La fumée qui montait de derrière la colline intrigua Chulein. Ce qu’elle découvrit après avoir survolé la crête lui glaça les sangs. Alors que ses mains se pétrifiaient sur les rênes, le raken continua à monter dans le ciel.

La ferme n’existait plus. Dans la cuvette, les bâtiments blancs avaient été proprement rasés, et ceux qui se dressaient sur le versant d’une colline n’étaient plus qu’un amas de gravats. Des flammes dévoraient les ruines, se propageaient jusqu’au pied de toutes les buttes et s’attaquaient aux oliveraies. Tout était dévasté. Une désolation comme Chulein n’en avait jamais vu. À coup sûr, il n’y avait plus personne de vivant en bas. Nul ne pouvait survivre à un désastre pareil. Quelle qu’en soit la cause…

Se reprenant, Chulein orienta Segani vers le sud. Dans le lointain, elle distingua des to’raken qui transportaient des Poings du Ciel et des sul’dam – des renforts qui arrivaient bien trop tard.

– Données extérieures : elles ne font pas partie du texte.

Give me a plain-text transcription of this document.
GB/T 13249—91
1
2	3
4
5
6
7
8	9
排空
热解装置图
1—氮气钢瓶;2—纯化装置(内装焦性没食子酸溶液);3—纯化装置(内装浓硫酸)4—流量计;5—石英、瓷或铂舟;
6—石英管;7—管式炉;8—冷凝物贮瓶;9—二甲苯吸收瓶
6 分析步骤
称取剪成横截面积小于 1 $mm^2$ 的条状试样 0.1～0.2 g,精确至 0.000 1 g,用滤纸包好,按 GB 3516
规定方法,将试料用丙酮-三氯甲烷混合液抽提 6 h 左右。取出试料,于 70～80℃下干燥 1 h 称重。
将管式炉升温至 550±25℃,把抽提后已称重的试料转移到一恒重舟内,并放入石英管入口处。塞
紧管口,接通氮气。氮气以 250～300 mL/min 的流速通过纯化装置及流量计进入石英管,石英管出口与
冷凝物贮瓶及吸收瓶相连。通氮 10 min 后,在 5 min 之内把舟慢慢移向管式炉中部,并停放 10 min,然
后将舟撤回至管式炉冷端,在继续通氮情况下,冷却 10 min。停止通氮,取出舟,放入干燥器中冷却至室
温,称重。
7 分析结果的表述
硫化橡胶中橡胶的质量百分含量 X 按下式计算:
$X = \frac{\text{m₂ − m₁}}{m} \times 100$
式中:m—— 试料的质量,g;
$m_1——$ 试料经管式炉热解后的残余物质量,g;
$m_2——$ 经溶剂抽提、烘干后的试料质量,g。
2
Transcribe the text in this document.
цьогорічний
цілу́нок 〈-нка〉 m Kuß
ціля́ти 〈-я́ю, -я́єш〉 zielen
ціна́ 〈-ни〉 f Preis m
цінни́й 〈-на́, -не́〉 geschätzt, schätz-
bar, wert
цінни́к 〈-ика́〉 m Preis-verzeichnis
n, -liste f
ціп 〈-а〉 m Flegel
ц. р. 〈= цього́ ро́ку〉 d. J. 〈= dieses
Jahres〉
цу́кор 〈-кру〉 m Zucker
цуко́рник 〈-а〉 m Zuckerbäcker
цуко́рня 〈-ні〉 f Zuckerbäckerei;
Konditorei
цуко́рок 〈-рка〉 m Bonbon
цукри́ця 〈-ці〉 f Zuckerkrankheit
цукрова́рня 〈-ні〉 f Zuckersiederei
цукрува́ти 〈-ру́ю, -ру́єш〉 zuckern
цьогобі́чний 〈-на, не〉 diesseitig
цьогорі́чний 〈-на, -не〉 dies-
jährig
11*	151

Chulein prépara mentalement son rapport. C’était capital, car il n’y aurait sûrement personne d’autre qu’elle pour en faire un.

Tout le monde affirmait que ces terres regorgeaient de marath’damane prêtes à être capturées. Mais avec leur nouvelle arme, ces femmes qui se faisaient appeler « Aes Sedai » étaient très dangereuses. Dans les plus brefs délais, il allait falloir prendre des mesures radicales contre cette menace. Alors qu’elle volait vers Ebou Dar, la haute dame Suroth serait peut-être d’accord sur ce point, dès qu’elle serait informée de ce désastre.